The process service is a high-level interface where a single service method call invokes a series of smaller steps.  These smaller steps could be either another process or a call to a business entity service.  Eventually, at the bottom of each of the paths, there will be one or more business entity services. These business entities don't contain any data, but instead interact with a data source through a data representation layer.  Each of the blocks in the hierarchy above the level of the data source *can* be a service.  Whether they are or not is one of the questions to be answered.

Follow the data

The definition I have found most useful for identifying the boundary for a service is one across which data is passed.  If there is no data moving between the caller and the callee, there is little need for a service-based implementation. Consider a service that provides nothing but functionality with no data.  One that, for example, takes a single number and returns an array of the prime factors.  While such a service could definitely be created, the rationale for implementing it as a service is thin.  After all, the same functionality could be embedded into an assembly and deployed with an application.  Worried about being able to update it regulary?  Place it onto a web server and use zero-touch deployment to allow for dynamic updating. So when trying to define the services, follow the data. 

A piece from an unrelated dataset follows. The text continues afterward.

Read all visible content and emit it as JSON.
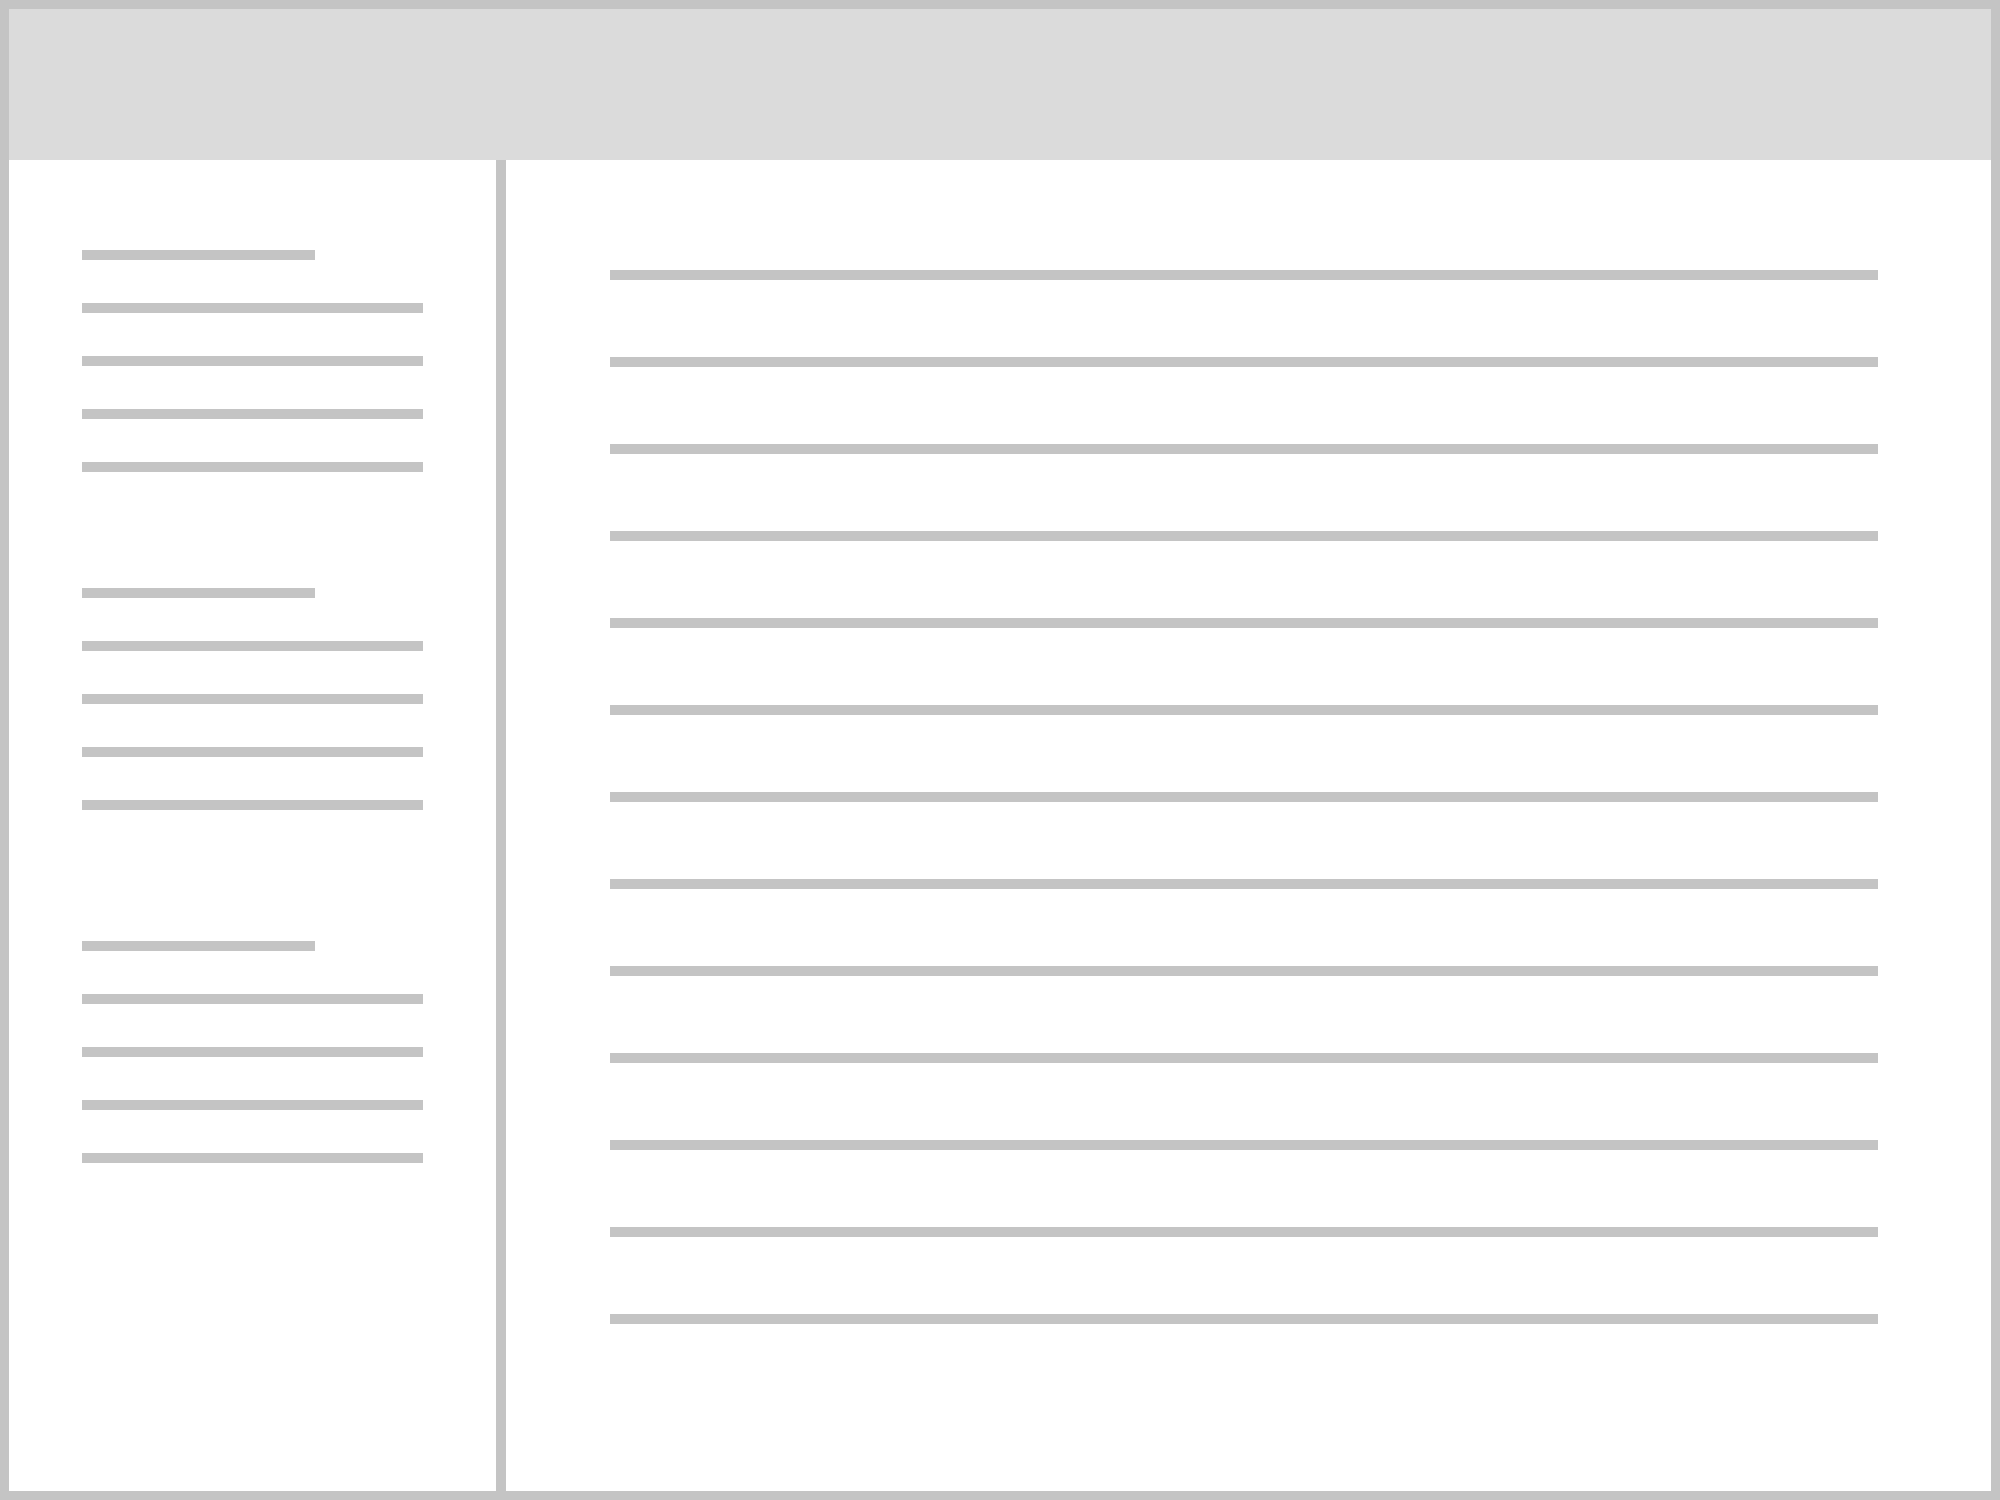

Given that little nugget of wisdom, take another look at the hierarchy in Figure 1.  For someone to call a process service, some data must be provided.  In particular, it needs to be passed sufficient information for the process to 'do its thing'.  Want to invoke the “CreateOrder” process service?  Give the service enough information to be able to create the order.  This means both customer and product details.  When defining the business services involved in the process (the next level in the hierarchy), the same type of examination needs to be made.  Look at the places in the process where data is passed.  These data transfer points are the starting point for boundary definition.  

Keep it Chunky

The other criteria I use for defining service boundaries is based on the relatively nebulous concept of 'chunkiness'.  The basic premise goes back to the first tenet of services.  That is, calls into a service may be expensive.  This is not surprising given that the movement of data across process or system boundaries is usually part of the process.  As a result of the potential delay, the calling applications performance is improved by keeping the number of service calls to a minimum.  This runs counter to the 'normal' coding style of setting properties and invoking methods on local objects. 

Once the data flow has been identified (the object sequence diagram is actually quite useful in this regard), look at the interactions between two classes.  If there is a series of call/response patterns that is visible, that interaction is ripe for coalescing into a single service call. 

The downside of this approach is potentially providing more information that would normally be needed.  Say that the normal call/response pattern goes something like the following:

Order o = new Order(customerId);
OrderLine ol;
ol = o.OrderLines.Add(productId1, quantity1);
ol.ShipByDate = DateTime.Now.AddDays(2);
ol = o.OrderLines.Add(productId2, quantity2);

In order to support the creation of order lines both with and without a custom shipby date, the parameter list for any service would have to change.  But there is a solution.  One of the strengths of XML is its flexibility in this regard.  The acceptible schema can be different.  These differences can then be identified programmatically and the results changed as needed.  For this reason, we usually pass XML documents as the parameter for service calls. 

The result of this is a sense of where the boundaries of a service should be. First, look at the data passed between objects.  Identify any series of calls between two objects.  Then group the data passed through these calls into a single service using an XML document as the parameter. 

Will this logic work for every possible case?  Maybe not.  But more often than you think, this kind of design breakdown will result a decent set of boundary definitions for the required services.  The one drawback frequently identified by people is that this approach does not directly consider where the data is stored.  While this is true, it is not that imperative.  Accessing a data source can either be done through a separate service (identified by this analysis process) or through local objects.  In other words, the segragation of data along business or process service boundaries is not necessarily a given. Nor, as it turns out, is it even a requirement.